Внутри калейдоскопом смешиваются чувства. Сказать, что я этого не желала? Что не трепетала при его прикосновениях и внимательных взглядах? Значит, соврать. Но к столь быстрому и открытому проявлению я оказалась не готова. Ведь я уже решила для себя, что такие парни, как Ларинцев, не для меня, я ведь видела, как он относится к девушкам. Делить сразу с несколькими, играя в пошлые игры? Или если вспомнить его разговор за клубом с той Леной из его коллектива.

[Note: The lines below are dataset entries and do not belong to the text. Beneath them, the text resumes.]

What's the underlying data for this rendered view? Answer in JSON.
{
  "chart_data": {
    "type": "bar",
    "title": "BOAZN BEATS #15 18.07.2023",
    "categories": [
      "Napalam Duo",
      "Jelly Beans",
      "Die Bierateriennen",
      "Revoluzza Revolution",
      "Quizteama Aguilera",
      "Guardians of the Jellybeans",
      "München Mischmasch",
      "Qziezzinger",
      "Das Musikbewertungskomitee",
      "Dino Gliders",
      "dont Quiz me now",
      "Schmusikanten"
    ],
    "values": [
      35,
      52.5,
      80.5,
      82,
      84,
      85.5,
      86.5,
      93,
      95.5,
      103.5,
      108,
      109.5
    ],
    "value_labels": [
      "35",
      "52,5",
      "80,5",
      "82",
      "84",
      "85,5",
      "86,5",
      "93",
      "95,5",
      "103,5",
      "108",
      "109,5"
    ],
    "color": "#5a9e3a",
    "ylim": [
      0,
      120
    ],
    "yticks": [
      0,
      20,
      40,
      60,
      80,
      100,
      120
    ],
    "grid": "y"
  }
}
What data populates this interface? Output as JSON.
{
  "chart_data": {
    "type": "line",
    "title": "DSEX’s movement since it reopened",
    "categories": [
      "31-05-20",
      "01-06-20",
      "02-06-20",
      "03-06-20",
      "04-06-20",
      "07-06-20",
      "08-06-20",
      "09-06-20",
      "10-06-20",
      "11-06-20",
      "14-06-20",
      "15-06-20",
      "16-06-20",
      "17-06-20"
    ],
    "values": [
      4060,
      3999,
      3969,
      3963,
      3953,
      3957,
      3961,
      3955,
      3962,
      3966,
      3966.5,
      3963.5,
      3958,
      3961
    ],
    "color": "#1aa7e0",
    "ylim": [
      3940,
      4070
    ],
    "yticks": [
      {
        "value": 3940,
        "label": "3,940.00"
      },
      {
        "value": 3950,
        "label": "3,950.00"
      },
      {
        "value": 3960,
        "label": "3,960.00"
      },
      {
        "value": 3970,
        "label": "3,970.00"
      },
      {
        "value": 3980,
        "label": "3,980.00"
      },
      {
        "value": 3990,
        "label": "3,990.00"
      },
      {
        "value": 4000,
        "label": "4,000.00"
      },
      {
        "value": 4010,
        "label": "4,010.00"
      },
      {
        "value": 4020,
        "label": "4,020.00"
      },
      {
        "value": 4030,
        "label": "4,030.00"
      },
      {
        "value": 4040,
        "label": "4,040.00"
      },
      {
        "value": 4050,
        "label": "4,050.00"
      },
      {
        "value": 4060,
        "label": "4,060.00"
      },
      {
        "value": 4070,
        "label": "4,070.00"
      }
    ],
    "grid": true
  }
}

«Именно так, Нина, в общагу ты больше не вернёшься»
«Я способен и на более нехорошие вещи. Но тебе об этом знать необязательно»
Закрываю глаза. Я вообще и думать не собиралась сейчас о парнях. Не могу. Слишком быстро и слишком страшно.
— Ты хороший друг, Максим, — стараюсь говорить ровно, заставив себя открыть глаза и посмотреть на Ларинцева. — Спасибо, что выручил. Но мне пора.
Выныриваю из-под его руки и ускользаю в коридор. На вешалке нахожу свою куртку, рядом сапоги. Наверное, Максим забрал их из моей комнаты. Дрожащими руками застёгиваю замки, отпираю дверь и вылетаю в подъезд. В висках стучит пульс, ладони становятся влажными. Когда лифт закрывается, я без сил опускаюсь на корточки и закрываю лицо ладонями. Истеричка. Я точно истеричка. Меня только что поцеловал один из самых классных парней университета и предложил остаться у него на неопределённое время, а я назвала его другом и сбежала, сжимая горящие губы.